Should have access to the advice and services of the company secretary, who is responsible to the board to ensure proper procedures, rules and regulations are complied with;

Should at all times exercise his powers for the purposes they were conferred, for the benefit and prosperity of the company;

Should disclose immediately all contractual interests whether directly or indirectly with the company;

Should neither divert to his own advantage any business opportunity that the company is pursuing, nor may he use confidential information obtained by reason of his office for his own advantage or that of others;

Should at all times act with utmost good faith towards the company in any transaction and to act honestly and responsibly in the exercise of his powers in discharging his duties; and

Should be willing to exercise independent judgment and, if necessary, openly oppose if the vital interest of the company is at stake.

Relationship with Shareholders, Employees, Creditors and Customers

Should be conscious of the interest of shareholders, employees, creditors and customers of the company;

Should at all times promote professionalism and improve the competency of management and employees; and

Should ensure adequate safety measures and provide proper protection to workers and employees at the workplace.

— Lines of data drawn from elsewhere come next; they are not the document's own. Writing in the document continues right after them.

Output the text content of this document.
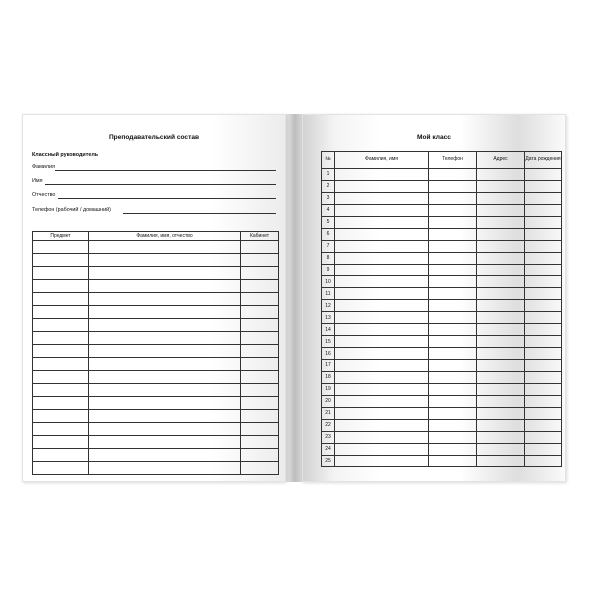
Преподавательский состав
Классный руководитель
Фамилия
Имя
Отчество
Телефон (рабочий / домашний)
Предмет	Фамилия, имя, отчество	Кабинет

Мой класс
№	Фамилия, имя	Телефон	Адрес	Дата рождения
1				
2				
3				
4				
5				
6				
7				
8				
9				
10				
11				
12				
13				
14				
15				
16				
17				
18				
19				
20				
21				
22				
23				
24				
25				
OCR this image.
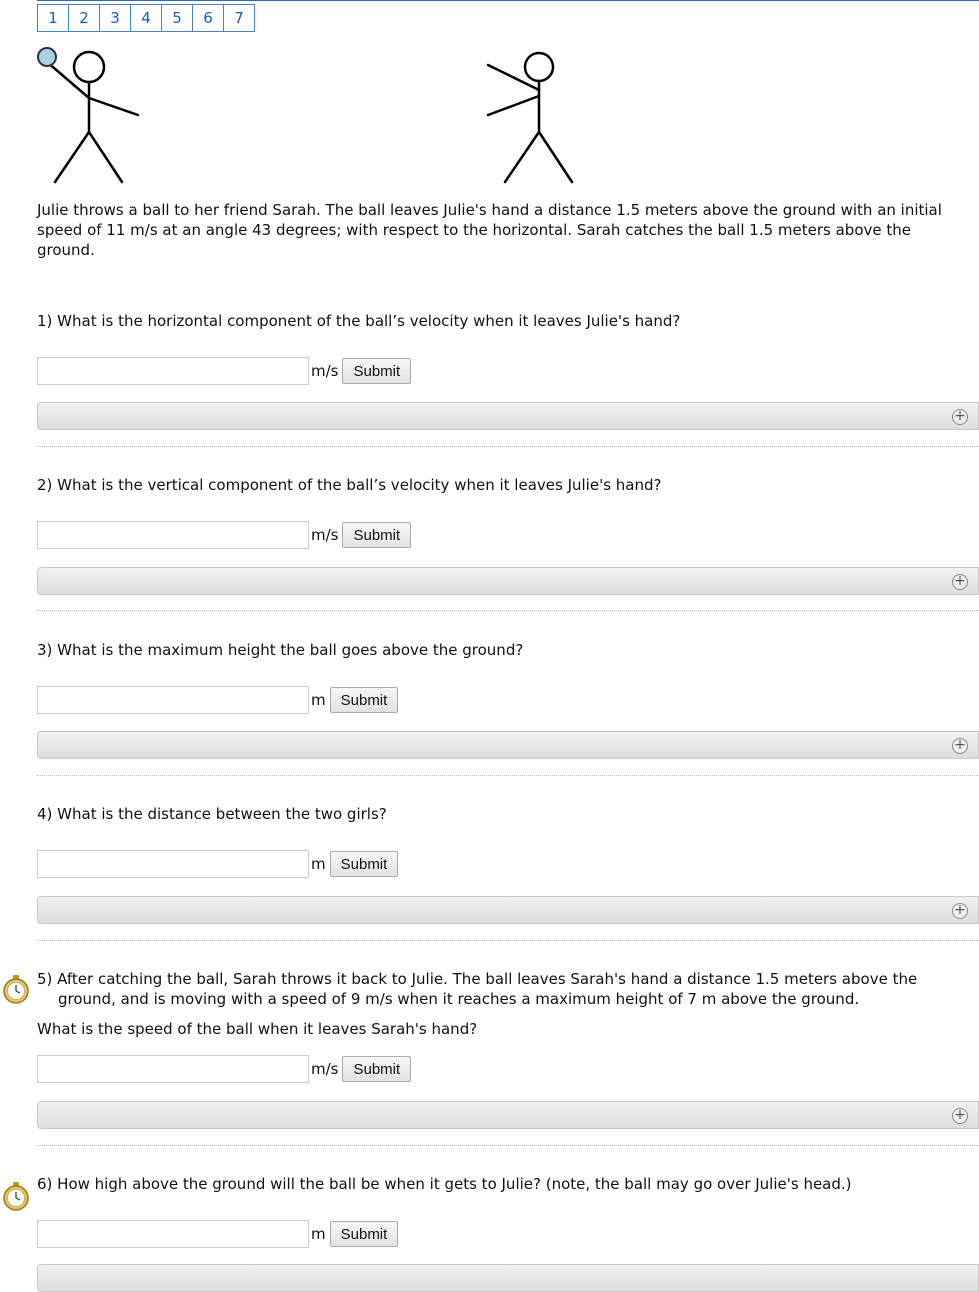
1	2	3	4	5	6	7
Julie throws a ball to her friend Sarah. The ball leaves Julie's hand a distance 1.5 meters above the ground with an initial speed of 11 m/s at an angle 43 degrees; with respect to the horizontal. Sarah catches the ball 1.5 meters above the ground.
1) What is the horizontal component of the ball’s velocity when it leaves Julie's hand?
m/s	Submit
+
2) What is the vertical component of the ball’s velocity when it leaves Julie's hand?
m/s	Submit
+
3) What is the maximum height the ball goes above the ground?
m	Submit
+
4) What is the distance between the two girls?
m	Submit
+
5) After catching the ball, Sarah throws it back to Julie. The ball leaves Sarah's hand a distance 1.5 meters above the ground, and is moving with a speed of 9 m/s when it reaches a maximum height of 7 m above the ground.
What is the speed of the ball when it leaves Sarah's hand?
m/s	Submit
+
6) How high above the ground will the ball be when it gets to Julie? (note, the ball may go over Julie's head.)
m	Submit
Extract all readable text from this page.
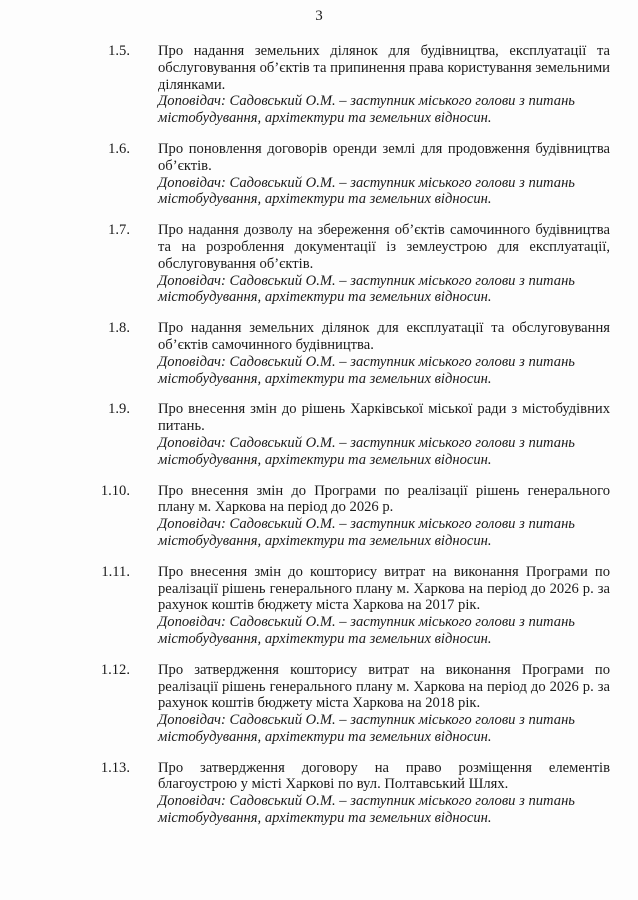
3
1.5. Про надання земельних ділянок для будівництва, експлуатації та обслуговування об’єктів та припинення права користування земельними ділянками.

Доповідач: Садовський О.М. – заступник міського голови з питань

містобудування, архітектури та земельних відносин.

1.6. Про поновлення договорів оренди землі для продовження будівництва об’єктів.

Доповідач: Садовський О.М. – заступник міського голови з питань

містобудування, архітектури та земельних відносин.

1.7. Про надання дозволу на збереження об’єктів самочинного будівництва та на розроблення документації із землеустрою для експлуатації, обслуговування об’єктів.

Доповідач: Садовський О.М. – заступник міського голови з питань

містобудування, архітектури та земельних відносин.

1.8. Про надання земельних ділянок для експлуатації та обслуговування об’єктів самочинного будівництва.

Доповідач: Садовський О.М. – заступник міського голови з питань

містобудування, архітектури та земельних відносин.

1.9. Про внесення змін до рішень Харківської міської ради з містобудівних питань.

Доповідач: Садовський О.М. – заступник міського голови з питань

містобудування, архітектури та земельних відносин.

1.10. Про внесення змін до Програми по реалізації рішень генерального плану м. Харкова на період до 2026 р.

Доповідач: Садовський О.М. – заступник міського голови з питань

містобудування, архітектури та земельних відносин.

1.11. Про внесення змін до кошторису витрат на виконання Програми по реалізації рішень генерального плану м. Харкова на період до 2026 р. за рахунок коштів бюджету міста Харкова на 2017 рік.

Доповідач: Садовський О.М. – заступник міського голови з питань

містобудування, архітектури та земельних відносин.

1.12. Про затвердження кошторису витрат на виконання Програми по реалізації рішень генерального плану м. Харкова на період до 2026 р. за рахунок коштів бюджету міста Харкова на 2018 рік.

Доповідач: Садовський О.М. – заступник міського голови з питань

містобудування, архітектури та земельних відносин.

1.13. Про затвердження договору на право розміщення елементів благоустрою у місті Харкові по вул. Полтавський Шлях.

Доповідач: Садовський О.М. – заступник міського голови з питань

містобудування, архітектури та земельних відносин.
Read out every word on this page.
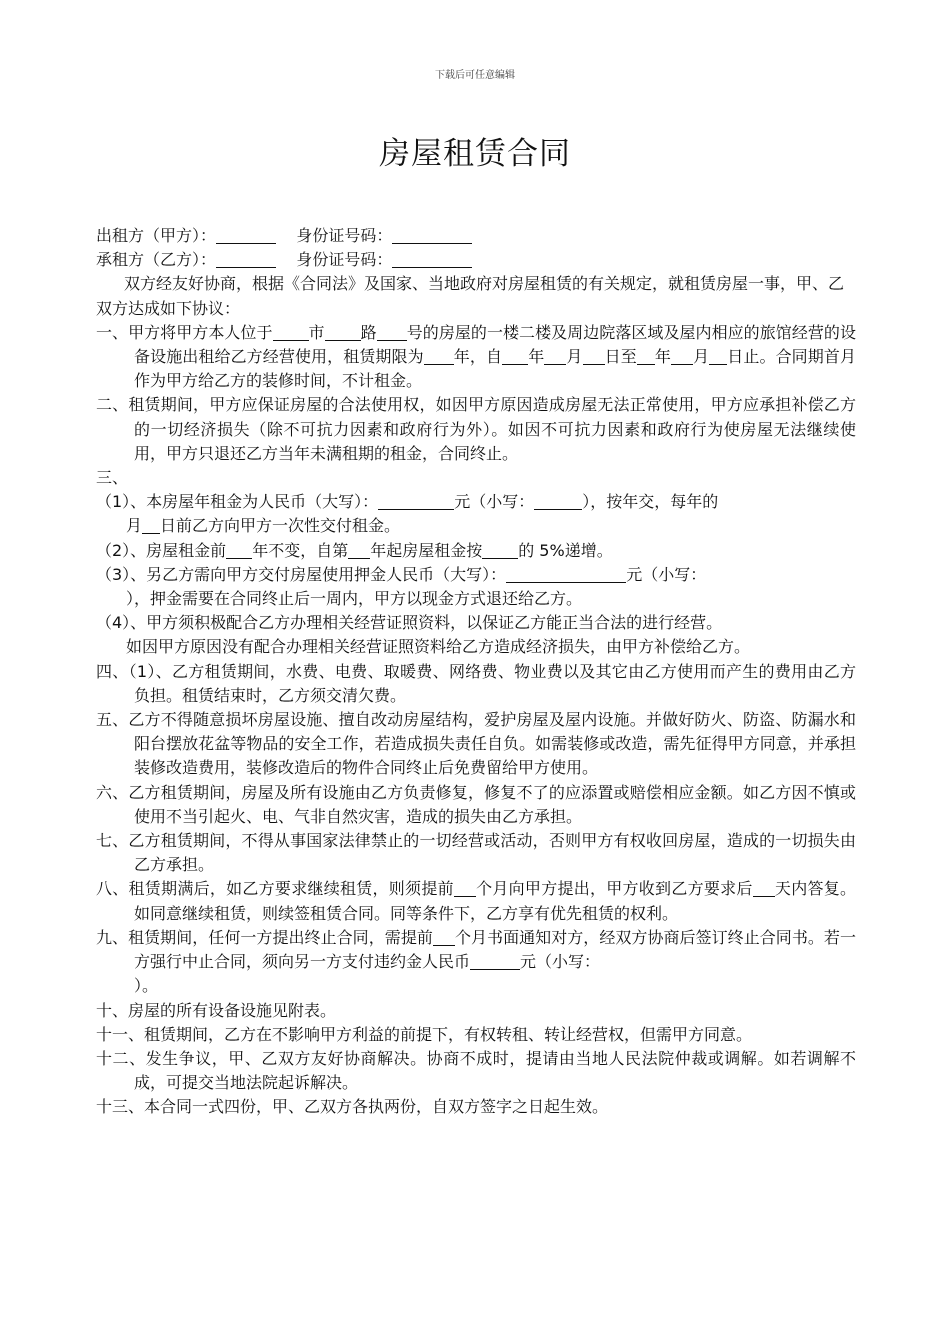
下载后可任意编辑
房屋租赁合同

出租方（甲方）：	身份证号码：

承租方（乙方）：	身份证号码：

双方经友好协商，根据《合同法》及国家、当地政府对房屋租赁的有关规定，就租赁房屋一事，甲、乙双方达成如下协议：

一、甲方将甲方本人位于 市 路 号的房屋的一楼二楼及周边院落区域及屋内相应的旅馆经营的设备设施出租给乙方经营使用，租赁期限为 年，自 年 月 日至 年 月 日止。合同期首月作为甲方给乙方的装修时间，不计租金。

二、租赁期间，甲方应保证房屋的合法使用权，如因甲方原因造成房屋无法正常使用，甲方应承担补偿乙方的一切经济损失（除不可抗力因素和政府行为外）。如因不可抗力因素和政府行为使房屋无法继续使用，甲方只退还乙方当年未满租期的租金，合同终止。

三、

（1）、本房屋年租金为人民币（大写）：	元（小写：	），按年交，每年的
月 日前乙方向甲方一次性交付租金。

（2）、房屋租金前 年不变，自第 年起房屋租金按 的 5%递增。

（3）、另乙方需向甲方交付房屋使用押金人民币（大写）：	元（小写：
），押金需要在合同终止后一周内，甲方以现金方式退还给乙方。

（4）、甲方须积极配合乙方办理相关经营证照资料，以保证乙方能正当合法的进行经营。

如因甲方原因没有配合办理相关经营证照资料给乙方造成经济损失，由甲方补偿给乙方。

四、（1）、乙方租赁期间，水费、电费、取暖费、网络费、物业费以及其它由乙方使用而产生的费用由乙方负担。租赁结束时，乙方须交清欠费。

五、乙方不得随意损坏房屋设施、擅自改动房屋结构，爱护房屋及屋内设施。并做好防火、防盗、防漏水和阳台摆放花盆等物品的安全工作，若造成损失责任自负。如需装修或改造，需先征得甲方同意，并承担装修改造费用，装修改造后的物件合同终止后免费留给甲方使用。

六、乙方租赁期间，房屋及所有设施由乙方负责修复，修复不了的应添置或赔偿相应金额。如乙方因不慎或使用不当引起火、电、气非自然灾害，造成的损失由乙方承担。

七、乙方租赁期间，不得从事国家法律禁止的一切经营或活动，否则甲方有权收回房屋，造成的一切损失由乙方承担。

八、租赁期满后，如乙方要求继续租赁，则须提前 个月向甲方提出，甲方收到乙方要求后 天内答复。如同意继续租赁，则续签租赁合同。同等条件下，乙方享有优先租赁的权利。

九、租赁期间，任何一方提出终止合同，需提前 个月书面通知对方，经双方协商后签订终止合同书。若一方强行中止合同，须向另一方支付违约金人民币	元（小写：
）。

十、房屋的所有设备设施见附表。

十一、租赁期间，乙方在不影响甲方利益的前提下，有权转租、转让经营权，但需甲方同意。

十二、发生争议，甲、乙双方友好协商解决。协商不成时，提请由当地人民法院仲裁或调解。如若调解不成，可提交当地法院起诉解决。

十三、本合同一式四份，甲、乙双方各执两份，自双方签字之日起生效。
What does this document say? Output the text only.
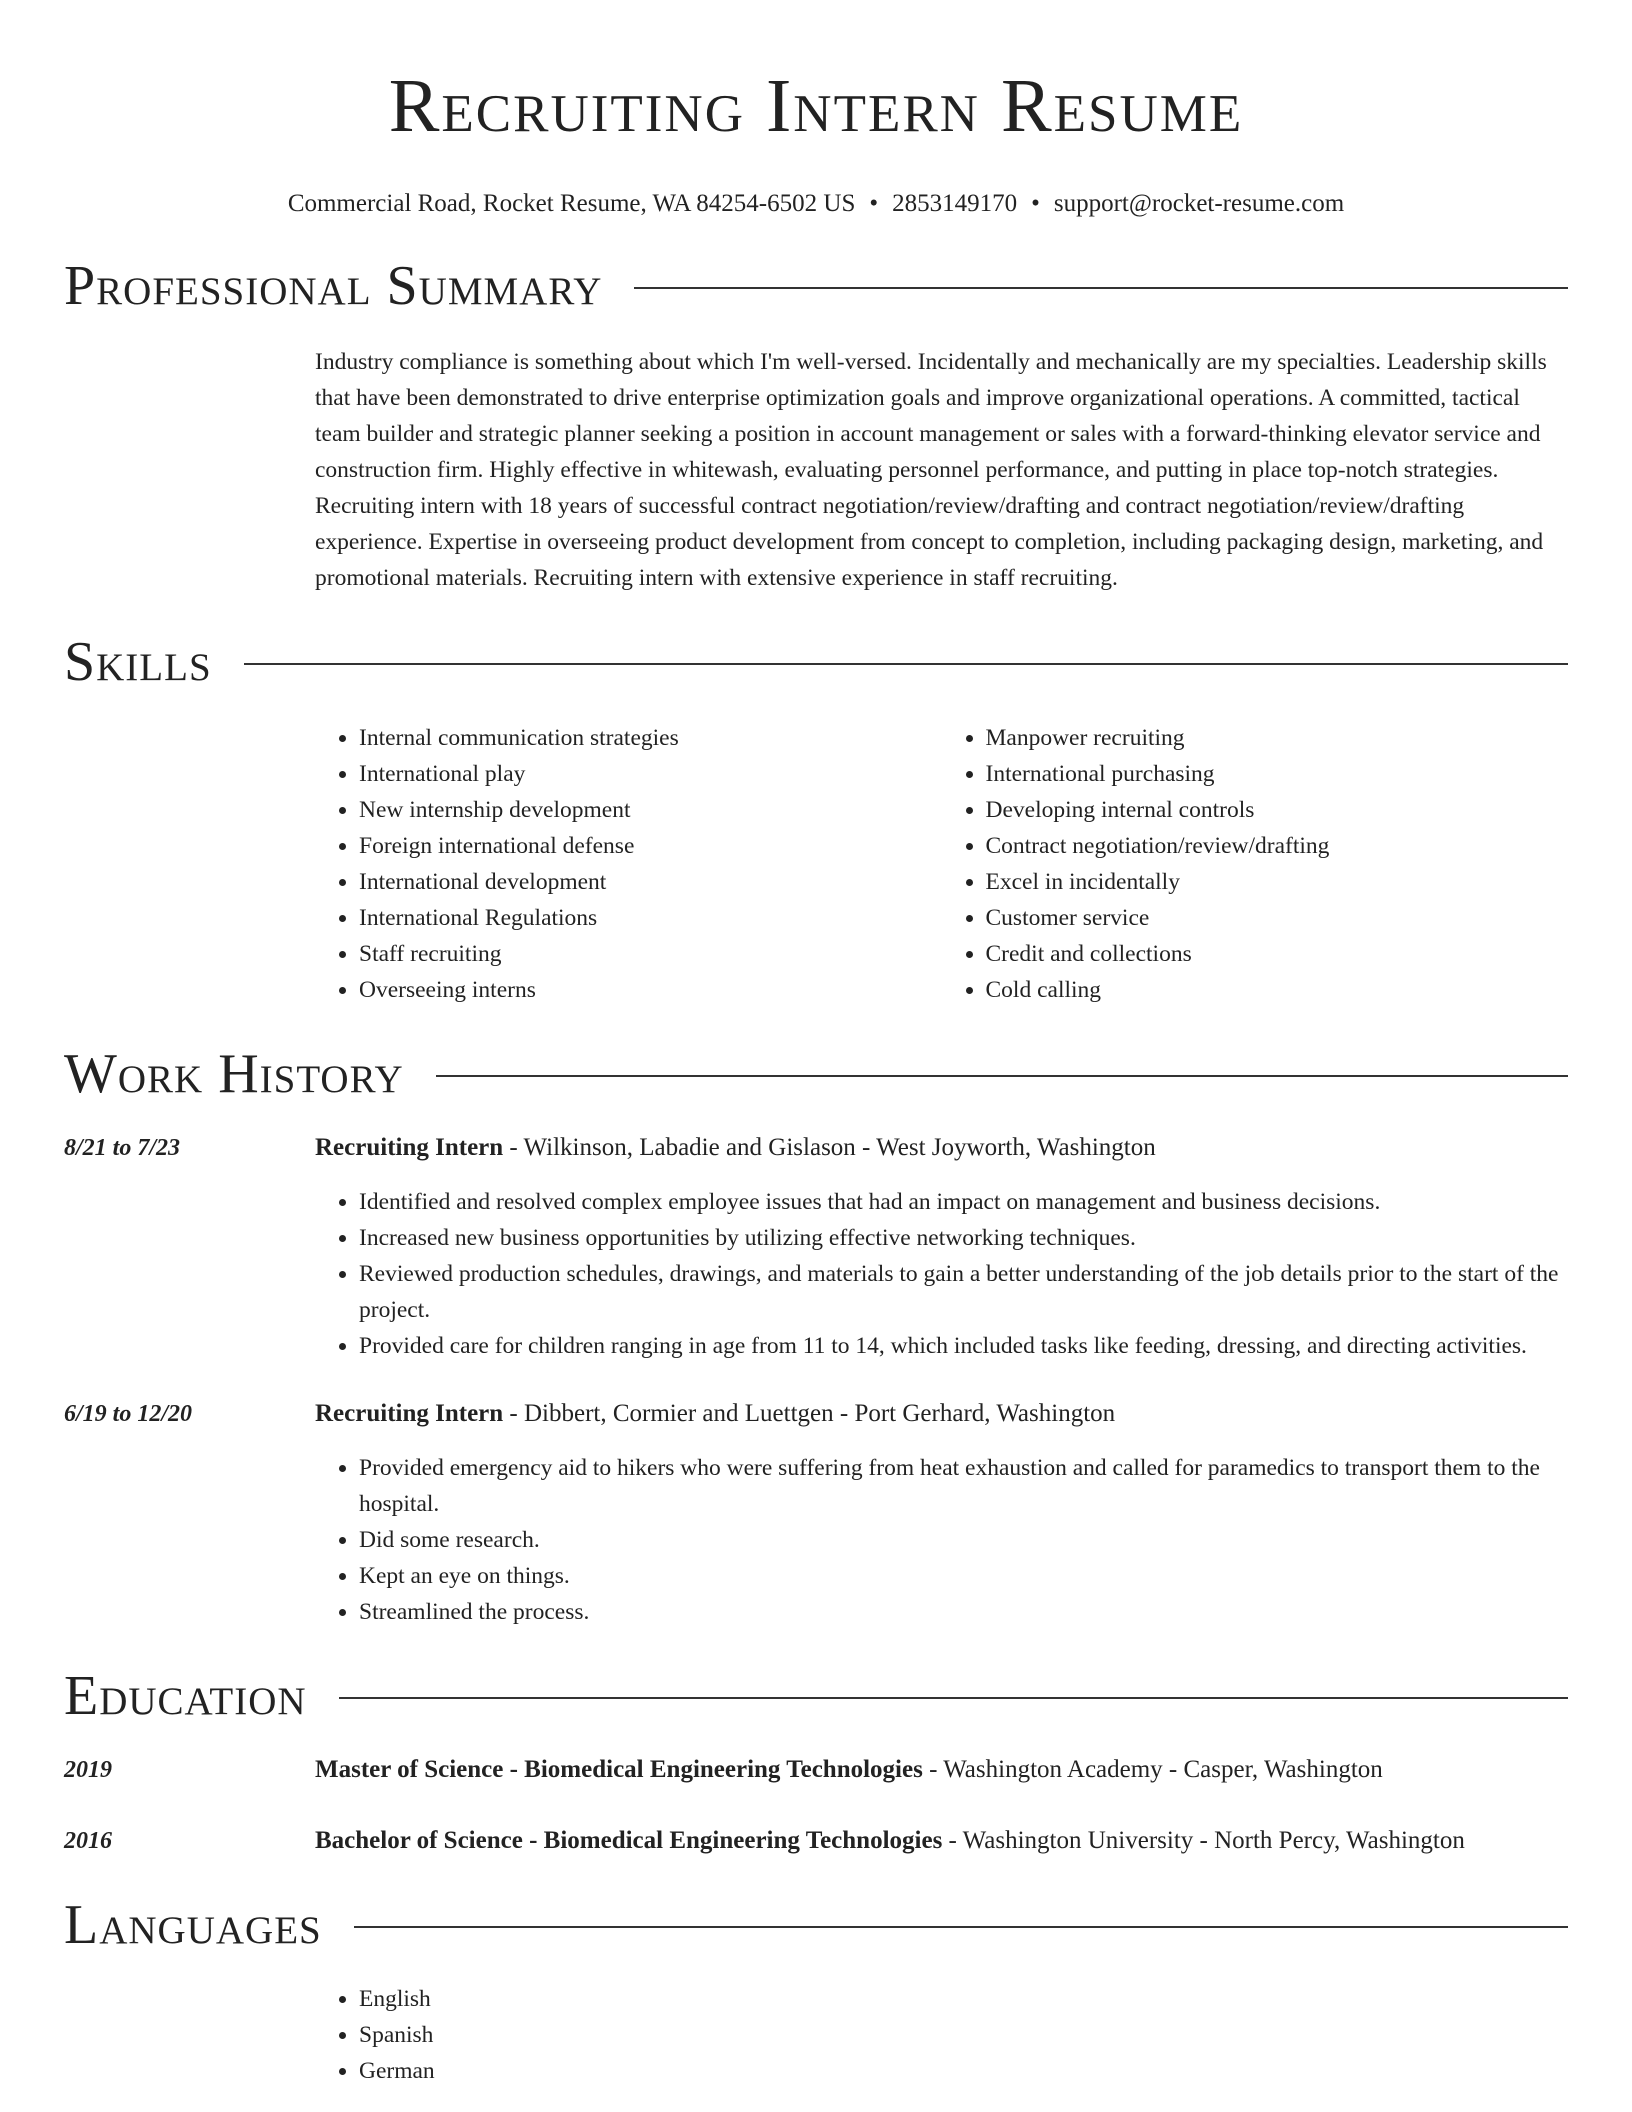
Recruiting Intern Resume
Commercial Road, Rocket Resume, WA 84254-6502 US • 2853149170 • support@rocket-resume.com
Professional Summary
Industry compliance is something about which I'm well-versed. Incidentally and mechanically are my specialties. Leadership skills that have been demonstrated to drive enterprise optimization goals and improve organizational operations. A committed, tactical team builder and strategic planner seeking a position in account management or sales with a forward-thinking elevator service and construction firm. Highly effective in whitewash, evaluating personnel performance, and putting in place top-notch strategies. Recruiting intern with 18 years of successful contract negotiation/review/drafting and contract negotiation/review/drafting experience. Expertise in overseeing product development from concept to completion, including packaging design, marketing, and promotional materials. Recruiting intern with extensive experience in staff recruiting.
Skills
• Internal communication strategies
• International play
• New internship development
• Foreign international defense
• International development
• International Regulations
• Staff recruiting
• Overseeing interns
• Manpower recruiting
• International purchasing
• Developing internal controls
• Contract negotiation/review/drafting
• Excel in incidentally
• Customer service
• Credit and collections
• Cold calling
Work History
8/21 to 7/23	Recruiting Intern - Wilkinson, Labadie and Gislason - West Joyworth, Washington
• Identified and resolved complex employee issues that had an impact on management and business decisions.
• Increased new business opportunities by utilizing effective networking techniques.
• Reviewed production schedules, drawings, and materials to gain a better understanding of the job details prior to the start of the project.
• Provided care for children ranging in age from 11 to 14, which included tasks like feeding, dressing, and directing activities.
6/19 to 12/20	Recruiting Intern - Dibbert, Cormier and Luettgen - Port Gerhard, Washington
• Provided emergency aid to hikers who were suffering from heat exhaustion and called for paramedics to transport them to the hospital.
• Did some research.
• Kept an eye on things.
• Streamlined the process.
Education
2019	Master of Science - Biomedical Engineering Technologies - Washington Academy - Casper, Washington
2016	Bachelor of Science - Biomedical Engineering Technologies - Washington University - North Percy, Washington
Languages
• English
• Spanish
• German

Social Responsibilities and the Environment

Should ensure that necessary steps are taken in accordance with the law to properly wind-up or strike off the company register if the company has not commenced business or has ceased to carry on business and is not likely to commence business in the future or resume business as the case may be;

Should adopt an objective and positive attitude and give the utmost cooperation for the common good when dealing with government authorities or regulatory bodies;

Should ensure the effective use of natural resources, and improve quality of life by promoting corporate social responsibilities;

Should be more proactive to the needs of the community and to assist in society-related programmed in line with the aspirations of the concept of ‘Caring Society’ in Vision 2020; and

Should ensure that the activities and the operations of the company do not harm the interest and well-being of society at large and assist in the fight against inflation.

Offence By Directors

  • Not convening of annual general meeting
  • Never lodged and submit company‟s annual return on yearly basis
  • Didn’t kept company accounting records
  • Not tabling of company accounts.
  • False or misleading statements
  • Transactions involving directors and shareholders
  • Interests other than shares
  • Statutory obligations of substantial shareholders
  • Never appoint company auditors
  • Conflict of interests

Directors is having heavy responsibilities. They are required to follow the guidelines as mentioned in The Companies Acts 2016 and to perform their duties effectively. Common law and statutory duties impose upon the directors‟ burdens so heavy and responsibilities so great.